When it comes to social media in comms agencies, clients, directors and staff alike seem to be increasingly looking to the resident expert, the person in the agency who has the knowledge and makes it tick. As a result of this, the agency digital ‘guru’ is emerging, a tag that I suspect is accepted largely reluctantly by those in the role. And it prompts the question, how important is it for a PR agency to have a digital media figurehead?
This week I’ve had the pleasure of meeting with directors at two of the UK’s fastest growing PR agencies. Between them, the two agencies in question were short-listed for no less than 13 CIPR PRide Awards in 2009, winning seven gold or silvers. But what struck me, delighted and excited me about both was their progressive nature and the way they are embracing social media. They’re both shining examples of how the PR industry needs to take the digital issue by the scruff of the neck. Both are carefully considering the social media/digital director role. And, interestingly, both feel the need for a figurehead for their social media offering, someone who will lead the line in front of clients, someone who will train and inspire their staff, and someone who will represent them credibly within the PR industry as a whole.

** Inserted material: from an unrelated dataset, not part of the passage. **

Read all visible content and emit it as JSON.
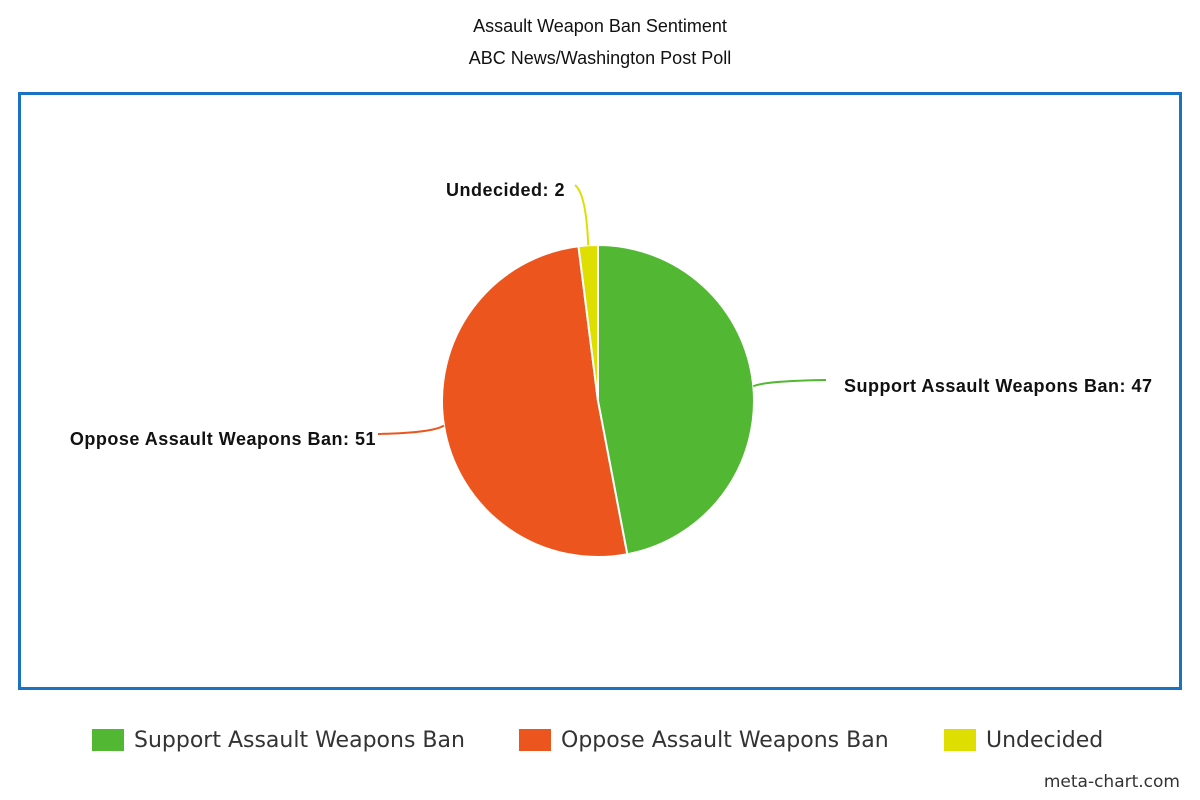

It would seem that the head of digital job is one that is set to become one of the lynchpins for any PR/comms agency. PRMoment recently questioned whether a single person can take this all on board due to the sheer scope of the role and the skillset – media relations, social media channel knowledge, creativity, technical web knowledge and content generation. It’s something that I also blogged about recently, posing the question as to whether PRs are really up to the social media task. PRMoment concluded that it’s unlikely that one person can lead a digital media team in this way and predicted that the role will become fragmented into a range of different job titles.

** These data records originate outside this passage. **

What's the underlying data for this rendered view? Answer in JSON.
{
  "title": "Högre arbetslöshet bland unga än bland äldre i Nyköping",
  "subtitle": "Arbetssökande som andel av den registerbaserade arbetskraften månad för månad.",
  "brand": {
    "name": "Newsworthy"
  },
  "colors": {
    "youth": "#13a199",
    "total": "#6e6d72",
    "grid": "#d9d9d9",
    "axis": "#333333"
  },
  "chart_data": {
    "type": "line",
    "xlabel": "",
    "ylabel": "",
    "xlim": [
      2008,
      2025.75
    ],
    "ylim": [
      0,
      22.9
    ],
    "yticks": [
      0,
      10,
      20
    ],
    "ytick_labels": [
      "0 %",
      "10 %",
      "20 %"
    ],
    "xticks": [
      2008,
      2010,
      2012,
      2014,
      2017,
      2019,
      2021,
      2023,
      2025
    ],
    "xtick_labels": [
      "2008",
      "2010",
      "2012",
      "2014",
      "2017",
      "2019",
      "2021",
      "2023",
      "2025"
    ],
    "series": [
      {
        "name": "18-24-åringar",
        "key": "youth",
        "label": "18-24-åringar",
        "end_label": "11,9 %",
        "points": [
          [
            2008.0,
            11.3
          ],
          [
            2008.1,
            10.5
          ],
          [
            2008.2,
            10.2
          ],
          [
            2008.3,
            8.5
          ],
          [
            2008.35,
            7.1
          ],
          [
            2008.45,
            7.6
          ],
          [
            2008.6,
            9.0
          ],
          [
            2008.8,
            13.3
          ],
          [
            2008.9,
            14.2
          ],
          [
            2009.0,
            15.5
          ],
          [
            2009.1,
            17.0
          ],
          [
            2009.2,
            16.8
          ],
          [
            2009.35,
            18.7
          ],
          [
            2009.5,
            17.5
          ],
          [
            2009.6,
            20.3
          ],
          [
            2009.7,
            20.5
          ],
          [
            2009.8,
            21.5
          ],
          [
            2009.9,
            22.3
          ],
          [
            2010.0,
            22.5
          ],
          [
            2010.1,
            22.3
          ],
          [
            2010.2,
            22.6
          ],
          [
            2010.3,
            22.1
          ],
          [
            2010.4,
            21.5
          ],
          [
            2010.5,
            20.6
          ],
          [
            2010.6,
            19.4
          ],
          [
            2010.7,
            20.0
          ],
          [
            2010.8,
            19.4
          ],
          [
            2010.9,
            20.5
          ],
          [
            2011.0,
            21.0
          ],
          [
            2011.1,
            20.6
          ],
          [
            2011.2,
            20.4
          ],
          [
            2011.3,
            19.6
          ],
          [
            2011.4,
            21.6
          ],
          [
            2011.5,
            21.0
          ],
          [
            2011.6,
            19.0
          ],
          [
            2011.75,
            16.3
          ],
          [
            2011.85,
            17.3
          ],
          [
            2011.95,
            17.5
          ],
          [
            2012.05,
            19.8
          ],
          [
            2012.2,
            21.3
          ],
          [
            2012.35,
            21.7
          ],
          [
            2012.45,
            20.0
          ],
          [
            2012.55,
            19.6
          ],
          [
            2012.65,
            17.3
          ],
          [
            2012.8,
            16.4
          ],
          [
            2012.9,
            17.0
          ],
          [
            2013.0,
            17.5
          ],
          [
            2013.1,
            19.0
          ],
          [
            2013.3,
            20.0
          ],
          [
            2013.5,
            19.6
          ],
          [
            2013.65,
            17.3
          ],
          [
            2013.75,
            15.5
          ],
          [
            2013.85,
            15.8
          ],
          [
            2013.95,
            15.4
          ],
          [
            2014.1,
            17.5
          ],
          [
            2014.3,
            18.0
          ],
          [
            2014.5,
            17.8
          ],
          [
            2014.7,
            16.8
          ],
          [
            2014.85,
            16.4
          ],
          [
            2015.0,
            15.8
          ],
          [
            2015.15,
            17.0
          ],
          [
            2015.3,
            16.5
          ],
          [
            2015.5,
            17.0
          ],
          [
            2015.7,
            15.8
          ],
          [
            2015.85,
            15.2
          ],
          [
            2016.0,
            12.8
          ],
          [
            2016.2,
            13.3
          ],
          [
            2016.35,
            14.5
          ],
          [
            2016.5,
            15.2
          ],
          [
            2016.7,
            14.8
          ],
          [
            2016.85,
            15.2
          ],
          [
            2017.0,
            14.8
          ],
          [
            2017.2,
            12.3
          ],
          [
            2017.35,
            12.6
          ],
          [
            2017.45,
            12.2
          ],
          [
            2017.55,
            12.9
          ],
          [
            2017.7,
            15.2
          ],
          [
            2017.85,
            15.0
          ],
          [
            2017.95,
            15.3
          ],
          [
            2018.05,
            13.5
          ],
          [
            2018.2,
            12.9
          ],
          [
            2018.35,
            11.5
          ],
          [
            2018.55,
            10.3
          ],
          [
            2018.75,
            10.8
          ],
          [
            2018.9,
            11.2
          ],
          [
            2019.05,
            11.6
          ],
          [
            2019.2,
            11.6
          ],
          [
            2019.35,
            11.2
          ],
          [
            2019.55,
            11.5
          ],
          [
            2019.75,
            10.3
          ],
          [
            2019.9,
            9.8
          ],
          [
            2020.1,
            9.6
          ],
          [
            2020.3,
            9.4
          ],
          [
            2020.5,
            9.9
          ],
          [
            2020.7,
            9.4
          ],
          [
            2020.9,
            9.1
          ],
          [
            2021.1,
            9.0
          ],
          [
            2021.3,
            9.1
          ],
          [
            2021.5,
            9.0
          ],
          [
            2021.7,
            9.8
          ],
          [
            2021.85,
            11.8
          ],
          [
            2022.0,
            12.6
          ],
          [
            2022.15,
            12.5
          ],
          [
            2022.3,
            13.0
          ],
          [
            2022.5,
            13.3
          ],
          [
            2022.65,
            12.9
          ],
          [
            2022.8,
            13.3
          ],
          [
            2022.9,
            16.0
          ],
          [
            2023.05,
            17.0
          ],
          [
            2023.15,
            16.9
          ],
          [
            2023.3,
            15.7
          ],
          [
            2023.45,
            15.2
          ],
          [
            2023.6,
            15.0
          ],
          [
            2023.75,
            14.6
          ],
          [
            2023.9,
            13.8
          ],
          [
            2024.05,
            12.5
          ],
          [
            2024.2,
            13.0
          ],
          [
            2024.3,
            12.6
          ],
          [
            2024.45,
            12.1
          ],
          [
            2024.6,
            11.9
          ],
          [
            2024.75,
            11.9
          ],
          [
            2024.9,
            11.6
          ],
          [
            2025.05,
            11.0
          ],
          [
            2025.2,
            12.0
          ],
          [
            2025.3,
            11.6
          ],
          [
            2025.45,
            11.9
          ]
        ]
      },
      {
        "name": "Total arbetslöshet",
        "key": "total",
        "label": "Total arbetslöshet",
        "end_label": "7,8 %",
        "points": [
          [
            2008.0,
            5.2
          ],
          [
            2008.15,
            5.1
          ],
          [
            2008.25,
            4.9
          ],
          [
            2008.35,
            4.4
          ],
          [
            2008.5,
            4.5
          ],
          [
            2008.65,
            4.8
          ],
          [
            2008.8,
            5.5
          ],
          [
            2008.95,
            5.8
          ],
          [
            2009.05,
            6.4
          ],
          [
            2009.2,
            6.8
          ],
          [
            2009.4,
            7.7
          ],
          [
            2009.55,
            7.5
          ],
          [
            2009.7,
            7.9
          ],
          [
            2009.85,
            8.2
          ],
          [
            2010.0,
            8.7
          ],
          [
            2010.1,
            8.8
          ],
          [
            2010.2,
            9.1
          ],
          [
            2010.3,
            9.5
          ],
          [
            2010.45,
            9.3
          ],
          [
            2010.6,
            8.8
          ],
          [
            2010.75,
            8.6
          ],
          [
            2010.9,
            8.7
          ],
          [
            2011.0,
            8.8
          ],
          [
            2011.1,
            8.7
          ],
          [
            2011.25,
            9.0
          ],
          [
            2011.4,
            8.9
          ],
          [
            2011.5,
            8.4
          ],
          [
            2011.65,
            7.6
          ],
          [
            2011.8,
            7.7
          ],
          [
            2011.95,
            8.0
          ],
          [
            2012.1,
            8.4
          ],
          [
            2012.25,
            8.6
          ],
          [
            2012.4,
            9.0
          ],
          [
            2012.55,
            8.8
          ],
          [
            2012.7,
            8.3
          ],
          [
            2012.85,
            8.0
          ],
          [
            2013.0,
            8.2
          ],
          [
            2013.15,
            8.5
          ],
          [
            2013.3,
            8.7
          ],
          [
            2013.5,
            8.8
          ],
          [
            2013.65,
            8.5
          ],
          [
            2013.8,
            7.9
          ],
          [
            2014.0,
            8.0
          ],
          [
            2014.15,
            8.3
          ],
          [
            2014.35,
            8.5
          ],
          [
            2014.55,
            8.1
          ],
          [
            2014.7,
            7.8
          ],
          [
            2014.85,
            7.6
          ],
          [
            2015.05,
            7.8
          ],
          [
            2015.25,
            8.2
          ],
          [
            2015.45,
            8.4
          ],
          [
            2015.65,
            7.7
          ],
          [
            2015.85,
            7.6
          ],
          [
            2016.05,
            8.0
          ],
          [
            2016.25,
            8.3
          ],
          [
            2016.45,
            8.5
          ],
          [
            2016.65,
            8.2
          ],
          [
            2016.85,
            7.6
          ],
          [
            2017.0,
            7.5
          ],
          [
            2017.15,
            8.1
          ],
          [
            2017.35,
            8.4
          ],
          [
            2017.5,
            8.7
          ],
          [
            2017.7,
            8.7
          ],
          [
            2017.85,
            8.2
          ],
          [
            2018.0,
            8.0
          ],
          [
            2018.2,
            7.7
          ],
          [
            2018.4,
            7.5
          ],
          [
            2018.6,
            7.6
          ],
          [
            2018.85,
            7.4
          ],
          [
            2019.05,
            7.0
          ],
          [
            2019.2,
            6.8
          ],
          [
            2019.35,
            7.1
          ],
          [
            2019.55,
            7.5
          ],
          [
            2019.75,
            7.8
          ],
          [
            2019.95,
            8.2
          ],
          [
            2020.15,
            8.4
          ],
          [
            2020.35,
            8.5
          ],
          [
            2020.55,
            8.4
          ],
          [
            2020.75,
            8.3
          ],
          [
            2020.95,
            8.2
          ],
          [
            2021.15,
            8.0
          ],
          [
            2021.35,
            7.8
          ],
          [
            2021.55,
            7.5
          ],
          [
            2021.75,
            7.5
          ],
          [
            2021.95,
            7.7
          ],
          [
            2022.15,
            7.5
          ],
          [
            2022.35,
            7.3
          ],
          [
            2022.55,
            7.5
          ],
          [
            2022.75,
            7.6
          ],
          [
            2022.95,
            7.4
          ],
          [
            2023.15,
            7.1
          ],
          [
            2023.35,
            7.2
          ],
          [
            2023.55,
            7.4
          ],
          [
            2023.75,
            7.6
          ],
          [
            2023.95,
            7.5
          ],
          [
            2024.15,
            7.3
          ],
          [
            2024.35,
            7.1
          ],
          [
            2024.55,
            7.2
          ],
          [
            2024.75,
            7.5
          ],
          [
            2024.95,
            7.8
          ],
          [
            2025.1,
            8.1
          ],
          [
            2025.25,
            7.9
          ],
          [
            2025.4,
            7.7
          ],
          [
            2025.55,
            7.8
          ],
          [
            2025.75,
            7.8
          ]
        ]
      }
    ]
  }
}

I disagree, however. I, for example, may not be an “expert” in search engine optimisation, or html, or indeed social media (who is?!), but I do have a good operational knowledge of all areas and this gives me a very rounded view of digital media that I would hope means that I can devise creative and fully-integrated strategic campaigns that promote, manage reputations and drive website traffic. Furthermore, I have observed a community of like-minded people emerging on Twitter, interacting with one another to share knowledge, insight, ideas and thoughts. People like @AdamVincenzini, @DannyWhatmough, @GemmaWent, Kerry Gaffney (@kerrymg), Katie Colbourne (@volumegroup), Dirk Singer (@dirktherabbit), @LouiseDoherty, @Beth_Carroll and Chris Hall (@chrish10). And these are just the UK-based people. There are plenty more in the States too. (And incidentally, if you’re on Twitter and you aren’t following these people, then do it NOW!)
Each of these people displays the multi-faceted approach that the role necessitates and is a great example of a digital media figurehead, with a high profile of their own and representing their respective agencies extremely well. More than this, however, I feel that this group of people, of which there are more, may well become the leaders of social media in the future. Not necessarily the ‘thought leaders’ who think a lot but do little, but the people at the cutting edge who devise and implement strategies that work. The sharing mentality that this group has adopted means that together we can drive the PR industry forward to take its rightful place as the home of social media marketing. That’s my hope, anyway. And I also hope I’m part of it!
What are your thoughts? Just how important is the digital media figurehead?